Many of you have heard my Tale of Two Fish Fries before, but I’ll tell it again, briefly, because it reveals the way of grace.

There was once a traditional fish fry offered to the community by a local Roman Catholic church. It was busy, institutional. After waiting in a long line, we were offered one or two pieces of fish and instructed that we could come back for seconds after everyone had eaten. I finished my meager plate quickly and hungrily waited for the time when I would be allowed to receive seconds. After fifteen minutes, I was offered one piece.

The following week, I went to a fish fry at the VFW hall, hoping to get our meals to go. I was greeted warmly, the people kept loading the foam clamshell containers, saying to the one next to them “oh, he needs more than that!” I brought home ridiculous amounts of food and I was left with the sense of belonging—of grace.

What Jesus evokes about the Manna, about this saving grace given to all, is that it is built on trust, not certainty. And it is about their physical and spiritual salvation. They didn’t just get fed. If they saved food for later it would spoil. There is no punishing the poor in their poverty or seeking greatness in extravagance. 

It is sufficiency for all people.

They came to see Moses as the deliverer of grace.

Not God. 

They focused on the physical. On the saving of their bodies and the certainty of being fed. Just not the trust. Or the grace. And because of that, they were rejecting  what comes from that grace: joy and liberation.

So it should be no wonder that Jesus’s own invitation to witness grace, would first be rejected, and then, in him, a second rejection.

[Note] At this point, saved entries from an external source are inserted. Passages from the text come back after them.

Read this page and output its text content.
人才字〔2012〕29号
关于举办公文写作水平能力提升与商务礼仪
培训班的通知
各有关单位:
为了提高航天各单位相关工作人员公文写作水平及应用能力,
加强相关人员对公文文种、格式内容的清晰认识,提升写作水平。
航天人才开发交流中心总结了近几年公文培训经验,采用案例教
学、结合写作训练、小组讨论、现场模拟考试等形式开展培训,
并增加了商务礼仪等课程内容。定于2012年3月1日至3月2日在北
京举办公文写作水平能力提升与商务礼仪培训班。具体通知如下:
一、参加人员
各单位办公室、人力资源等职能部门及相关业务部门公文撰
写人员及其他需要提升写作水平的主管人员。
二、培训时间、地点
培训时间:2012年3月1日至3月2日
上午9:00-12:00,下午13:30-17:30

We can see this in the way the evangelist we call John tells the whole story. The chapter begins with thousands and ends with Jesus talking only to his disciples. And even, of them, only The Twelve. The crowds have abandoned him. The setting shifts from the shore to a synagogue at Capernaum while he’s talking, from the great signs to multitudes to an intimate teaching with only the most committed of students who don’t know where else to go.

This message of liberation is for everyone. We just don’t all want to hear it.

Is Jesus the problem?

Of course not.

But I hope we can see why we get confused, eh?

The problem is us. Our expectations are split rather than coordinated. We make it about our physical world like it can even be separated from God. As if we can be separated from God.

Also, friends, let us not forget how rulers like to project an ordination onto this physical certainty. A manifest destiny to dominate and cure the world for others. To be of special importance and unique hope—while all of God’s hopes just so happen to lie in their success. Or, perhaps they claim to lie, more cunningly and convincingly, in national fortunes, wealth aggregation, or in the obliteration of another race of people.

None of this sounds like the love of Christ! None of this reflects the joy of Christ. And absolutely none of it offers the true hope of Christ. We chase mirages of salvation in the desert rather than trust in the Manna from heaven, the bread of life, or the love of Christ.

A trust that doesn’t deny the reality of life. It embraces the fact that God exists within it. Within our neighbors. Within every aspect of life itself. 

So let us rejoice in the humble uncertainties for the love that we trust is at the heart of our existence. Let us rejoice together that trust is a group project for all of us. Let us rejoice in the one certainty we can truly rely on: that this is an all of us deal. All of us fed, housed, loved in God’s grace. Here as in heaven.